Grep-like tool for dataframes using Narwhals
Project description
nwgrep
Grep-like tool for dataframes that works with pandas, polars, and any other backend supported by Narwhals.
Installation
uv add nwgrep
With specific backends:
uv add nwgrep[pandas] # pandas support
uv add nwgrep[polars] # polars support
uv add nwgrep[dask] # dask support
uv add nwgrep[cudf] # cuDF (GPU) support
uv add nwgrep[all] # all major backends
Or using pip:
pip install nwgrep
Usage
Method 1: Direct Function Call
from nwgrep import nwgrep
import pandas as pd
df = pd.DataFrame({
"name": ["Alice", "Bob", "Eve"],
"status": ["active", "locked", "active"],
})
result = nwgrep(df, "active")
print(result)
name status
0 Alice active
2 Eve active
Method 2: Using .pipe() (Pandas/Polars Style)
# Works with any backend!
result = df.pipe(nwgrep, "active")
# Beautiful chaining
result = (
df
.pipe(nwgrep, "active")
.pipe(lambda x: x.sort_values('name', ascending=False))
)
print(result)
name status
2 Eve active
0 Alice active
Method 3: Accessor Pattern (df.grep)
from nwgrep import register_grep_accessor
import pandas as pd
# Register once at start of your script/notebook
register_grep_accessor()
df = pd.DataFrame({
"name": ["Alice", "Bob", "Eve"],
"status": ["active", "locked", "active"],
})
# Now you can use .grep() directly!
result = df.grep("active")
result = df.grep("ACTIVE", case_sensitive=False)
result = df.grep("active", columns=["status"])
Works with both pandas and polars:
import polars as pl
from nwgrep import register_grep_accessor
register_grep_accessor()
df = pl.DataFrame({
"name": ["Alice", "Bob", "Eve"],
"status": ["active", "locked", "active"],
})
# Same syntax!
result = df.grep("active")
Method 4: Narwhals Plugin Integration
nwgrep is fully Narwhals-compliant.
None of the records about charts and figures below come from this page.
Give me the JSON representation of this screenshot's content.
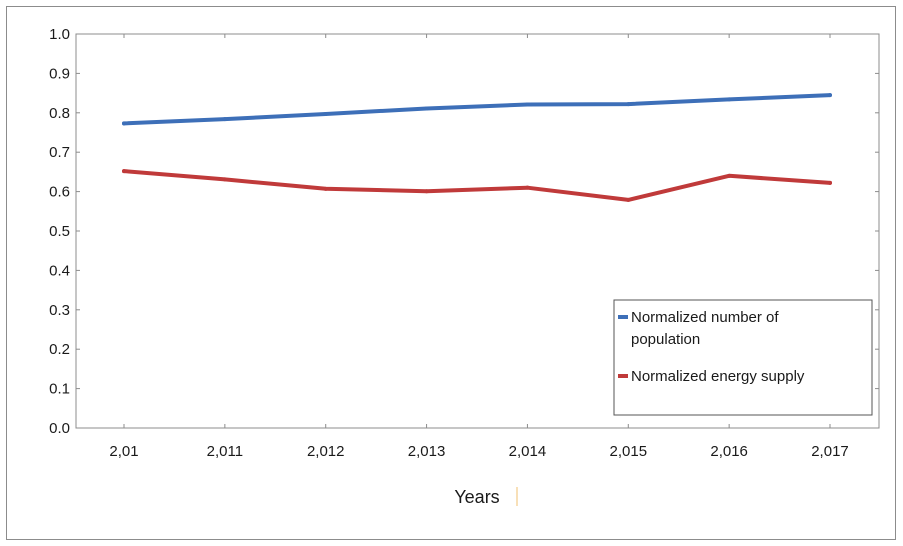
{
  "chart_data": {
    "type": "line",
    "x": [
      "2,01",
      "2,011",
      "2,012",
      "2,013",
      "2,014",
      "2,015",
      "2,016",
      "2,017"
    ],
    "xlabel": "Years",
    "ylabel": "",
    "ylim": [
      0,
      1
    ],
    "yticks": [
      "0.0",
      "0.1",
      "0.2",
      "0.3",
      "0.4",
      "0.5",
      "0.6",
      "0.7",
      "0.8",
      "0.9",
      "1.0"
    ],
    "grid": false,
    "legend_position": "bottom-right",
    "series": [
      {
        "name": "Normalized number of population",
        "legend_lines": [
          "Normalized number of",
          "population"
        ],
        "color": "#3d6fb8",
        "values": [
          0.773,
          0.784,
          0.797,
          0.811,
          0.821,
          0.822,
          0.834,
          0.845
        ]
      },
      {
        "name": "Normalized energy supply",
        "legend_lines": [
          "Normalized energy supply"
        ],
        "color": "#c03a3a",
        "values": [
          0.652,
          0.631,
          0.607,
          0.601,
          0.61,
          0.579,
          0.64,
          0.622
        ]
      }
    ]
  }
}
This means you can use it directly with Narwhals objects, and it will be auto-discovered as a plugin by other Narwhals-based tools.
import narwhals as nw
import pandas as pd
from nwgrep import nwgrep
# nwgrep handles Narwhals objects natively and returns Narwhals objects
df = nw.from_native(pd.DataFrame({"col": ["foo", "bar"]}))
result = nwgrep(df, "foo")
print(type(result)) # <class 'narwhals.dataframe.DataFrame'>
All Search Options
# Case-insensitive search
df.grep("ACTIVE", case_sensitive=False)
# Invert match (like grep -v)
df.grep("active", invert=True)
# Search specific columns only
df.grep("example.com", columns=["email"])
# Regex search
df.grep(r".*@example\.com", regex=True)
# Multiple patterns (OR logic)
df.grep(["Alice", "Bob"])
# Whole word matching
df.grep("active", whole_word=True)
Command Line
# Basic search
uv run nwgrep "error" logfile.parquet
# Case insensitive
uv run nwgrep -i "warning" data.feather
# Invert match
uv run nwgrep -v "success" data.parquet
# Regex search
uv run nwgrep -E "err(or|!)?" data.parquet
# Search specific columns
uv run nwgrep --columns name,email "alice" users.feather
# Limit output rows
uv run nwgrep -n 10 "pattern" large_file.parquet
# Output as NDJSON (Streams lazily if polars is installed!)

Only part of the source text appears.